The main difficulty lies in the fact that accurate measurements rely on the capacity to detect weak signals at great depths. While infrared measurements can detect very low concentrations of CO2, the instruments are currently limited by the fact that gas first has to be pumped to the surface, which is liable to disturb the storage context.
A scientific/technological advance
The originality of the scientific and technological approach is to have developed an optical method for in situ analyses of CO2 at concentrations from 500 ppm to 100%. The design of the sensor was possible thanks to the prior development of innovative chalcogenide glass fibre with an optical window in the mid-infrared (since CO2 has an intense absorption band extending to 4.3 μm) and an optimum signal/noise ratio.
A source of fluorescent emissions at 4.3 μm was then developed. This is made up of chalcogenide fibre doped with rare earth ions and pumped through standard silicon fibre. The advantage of this source is its much greater brilliance compared to the black body type frequently used in commercial sensors or spectrometers for these wavebands. This source is the basic component of the sensor.
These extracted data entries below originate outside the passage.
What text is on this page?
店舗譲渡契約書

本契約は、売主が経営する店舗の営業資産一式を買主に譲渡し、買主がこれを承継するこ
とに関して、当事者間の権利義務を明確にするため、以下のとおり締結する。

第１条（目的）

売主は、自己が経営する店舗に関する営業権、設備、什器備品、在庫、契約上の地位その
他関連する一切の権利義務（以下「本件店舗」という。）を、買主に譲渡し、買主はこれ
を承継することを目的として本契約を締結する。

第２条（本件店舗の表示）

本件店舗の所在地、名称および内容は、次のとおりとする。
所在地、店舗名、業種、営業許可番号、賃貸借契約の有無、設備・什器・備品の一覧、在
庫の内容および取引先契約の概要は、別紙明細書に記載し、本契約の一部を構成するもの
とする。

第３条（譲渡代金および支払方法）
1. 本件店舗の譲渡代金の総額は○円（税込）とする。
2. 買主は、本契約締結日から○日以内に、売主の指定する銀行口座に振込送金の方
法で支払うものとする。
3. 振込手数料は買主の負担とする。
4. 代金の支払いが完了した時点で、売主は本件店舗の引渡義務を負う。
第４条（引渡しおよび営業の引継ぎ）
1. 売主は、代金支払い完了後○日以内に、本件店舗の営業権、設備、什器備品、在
A competitive edge for economic players
Thanks to this innovative fibre-optic sensor, real-time and continuous surveillance of potential CO2 leakage is now possible. The first industrial prototype has now been developed and the IDIL fibre-optics company, an SME, is planning to launch it on the market in 2017. A specific packaging and marketing operation for the newly designed source of fluorescence is also in the pipeline, to enhance the company's competitive edge.
The product was developed by a consortium involving the BRGM Carnot Institute, the Rennes Institute of Chemical Sciences (ISCR), and IDIL Fibres Optiques, an SME specialising in fibre optics, optoelectronics, fibre laser systems and sensors.